The prejudice to the Appellee-Debtor is exacerbated because Appellant’s procedural failure is
simultaneously delaying the underlying bankruptcy proceeding. See Brandeen v. Liebmann, No.
BR 15-24248-JS, 2017 WL 1398266, at *2 (D. Md. Apr. 19, 2017) (dismissal warranted where
appellant’s failure to file an appellate brief caused excessive delay in bankruptcy proceeding).
Further, Appellant’s failure to comply with the Court’s July 12, 2017 Order, “burdens the
Court’s docket, unnecessarily delays resolution of the controversies in this case, and is
prejudicial to the prompt administration of justice.” McDaniel v. Fed. Nat. Motg. Ass’n, No.

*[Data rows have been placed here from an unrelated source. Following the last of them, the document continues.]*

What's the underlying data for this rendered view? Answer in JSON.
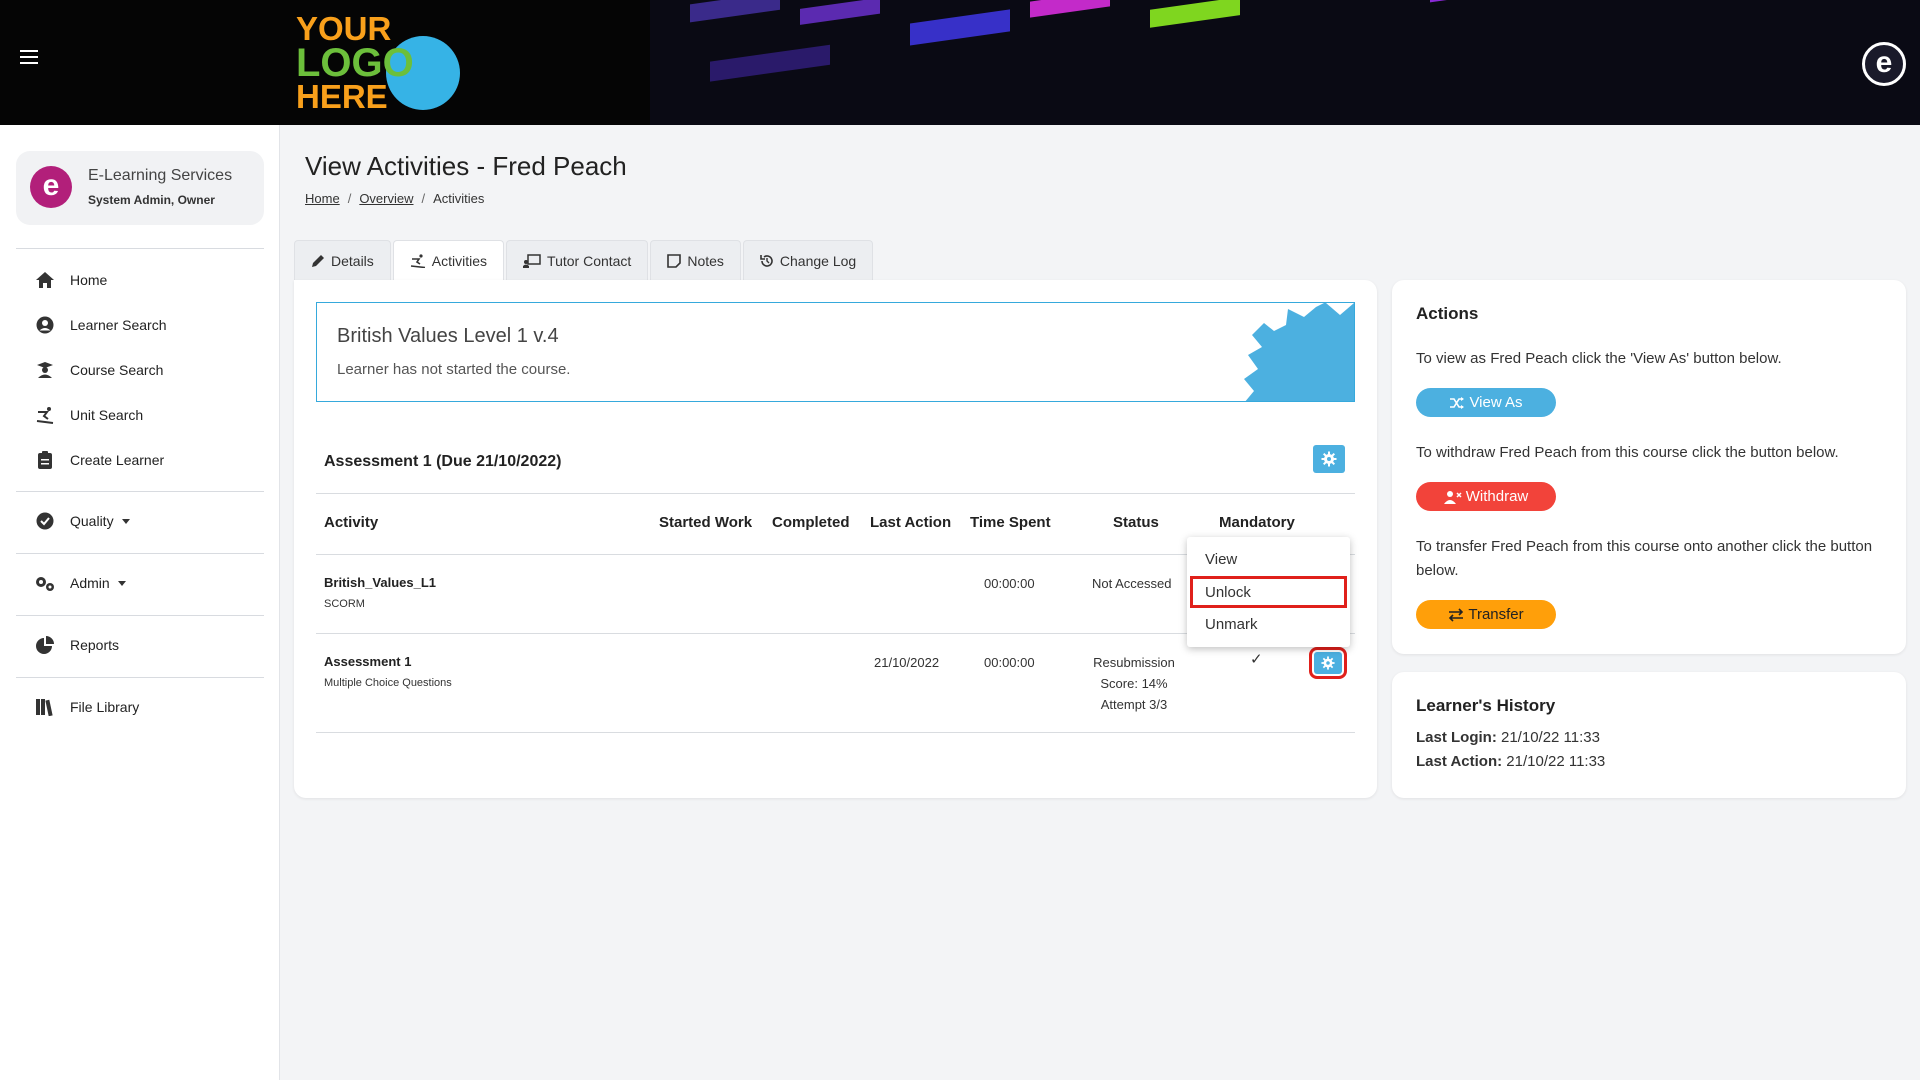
{
  "header": {
    "logo_text": [
      "YOUR",
      "LOGO",
      "HERE"
    ],
    "corner_logo": "e"
  },
  "sidebar": {
    "profile": {
      "logo": "e",
      "name": "E-Learning Services",
      "role": "System Admin, Owner"
    },
    "nav": [
      {
        "label": "Home",
        "icon": "home-icon"
      },
      {
        "label": "Learner Search",
        "icon": "user-circle-icon"
      },
      {
        "label": "Course Search",
        "icon": "graduate-icon"
      },
      {
        "label": "Unit Search",
        "icon": "skier-icon"
      },
      {
        "label": "Create Learner",
        "icon": "clipboard-icon"
      },
      {
        "label": "Quality",
        "icon": "check-circle-icon"
      },
      {
        "label": "Admin",
        "icon": "gears-icon"
      },
      {
        "label": "Reports",
        "icon": "pie-chart-icon"
      },
      {
        "label": "File Library",
        "icon": "books-icon"
      }
    ]
  },
  "page": {
    "title": "View Activities - Fred Peach",
    "breadcrumb": {
      "home": "Home",
      "overview": "Overview",
      "current": "Activities",
      "separator": "/"
    }
  },
  "tabs": [
    {
      "label": "Details",
      "icon": "pencil-icon"
    },
    {
      "label": "Activities",
      "icon": "skier-icon",
      "active": true
    },
    {
      "label": "Tutor Contact",
      "icon": "chalkboard-icon"
    },
    {
      "label": "Notes",
      "icon": "note-icon"
    },
    {
      "label": "Change Log",
      "icon": "history-icon"
    }
  ],
  "course": {
    "title": "British Values Level 1 v.4",
    "status": "Learner has not started the course."
  },
  "assessment": {
    "title": "Assessment 1 (Due 21/10/2022)",
    "columns": [
      "Activity",
      "Started Work",
      "Completed",
      "Last Action",
      "Time Spent",
      "Status",
      "Mandatory"
    ],
    "rows": [
      {
        "name": "British_Values_L1",
        "type": "SCORM",
        "started": "",
        "completed": "",
        "last_action": "",
        "time_spent": "00:00:00",
        "status": "Not Accessed",
        "mandatory": ""
      },
      {
        "name": "Assessment 1",
        "type": "Multiple Choice Questions",
        "started": "",
        "completed": "",
        "last_action": "21/10/2022",
        "time_spent": "00:00:00",
        "status": "Resubmission",
        "score": "Score: 14%",
        "attempt": "Attempt 3/3",
        "mandatory": "✓"
      }
    ]
  },
  "dropdown": {
    "items": [
      "View",
      "Unlock",
      "Unmark"
    ],
    "highlighted": "Unlock"
  },
  "actions": {
    "title": "Actions",
    "view_as_text": "To view as Fred Peach click the 'View As' button below.",
    "view_as_label": "View As",
    "withdraw_text": "To withdraw Fred Peach from this course click the button below.",
    "withdraw_label": "Withdraw",
    "transfer_text": "To transfer Fred Peach from this course onto another click the button below.",
    "transfer_label": "Transfer"
  },
  "history": {
    "title": "Learner's History",
    "last_login_label": "Last Login:",
    "last_login": "21/10/22 11:33",
    "last_action_label": "Last Action:",
    "last_action": "21/10/22 11:33"
  },
  "colors": {
    "accent_blue": "#4cb0e0",
    "withdraw_red": "#f2433a",
    "transfer_orange": "#ff9f0a",
    "highlight_red": "#e0201b",
    "logo_orange": "#f9a01b",
    "logo_green": "#6cbf3b",
    "brand_magenta": "#b21f7a"
  }
}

RWT 14-CV-0626, 2015 WL 1522942 at *3 (D. Md. Mar. 31, 2015). Appellant’s procedural
failures have also delayed the underlying bankruptcy proceeding and harmed legitimate creditors
in this case. See ECF No. 11 at 6; Brandeen, 2017 WL 1398266, at *2. The Court also notes that
Appellant failed to appear for at least three depositions in the underlying bankruptcy and state
court cases, and sought at least three additional postponements, all based on medical issues,
emergencies, or other crises. See ECF No. 1-3; ECF No. 11 at 4.
In her August 1, 2017 motion, and despite her prior experience in seeking continuances,
Appellant did not provide any corroborative information such as a doctor’s letter or medical
records to support her request for an additional half-year postponement in filing her brief. See
ECF No. 10. Three weeks later, Appellant submitted an incomplete form letter from an unknown
office dated August 2, 2017, implying that Appellant has sought treatment for an undisclosed
ailment. See ECF No. 12-1. Appellant’s delinquent August 22, 2017 filing is insufficient to
support her Motion. Although the Court acknowledges the difficulties in appearing pro se and
appreciates the necessity of postponements for medical problems, Appellant has “consistently
disregarded procedural rules without providing reasonable excuse or explanation for their
neglect.” Tekmen v. John E. Harms, Jr. & Assocs., Inc., 2011 WL 5061874, at *5 (D. Md. Oct.
25, 2011). The Court has given Appellant ample opportunity to file a statement of the issues that
she wishes to raise on appeal and a brief, and Appellant has submitted neither. See ECF. No. 9.
In the Court’s last Order, the Court warned Appellant that failure to file an appellate
brief by August 2, 2017 would result in dismissal of her appeal pursuant to Bankruptcy Rule
8003(a)(2) and Local Rule 404.3. See ECF No. 9. Appellant not only failed to file her brief, but
also failed to justify a six-month filing extension; a fatal shortcoming in light of the serious
prejudice that the requested delay would visit on Appellee. Accordingly, Appellant’s Motion for
Extension of Time to File Appellant Brief, ECF No. 10, is DENIED, and Appellee’s Request to
Dismiss the Appeal, ECF No. 11, is hereby GRANTED. The Appeal, ECF No. 1, is
DISMISSED. A separate Order follows.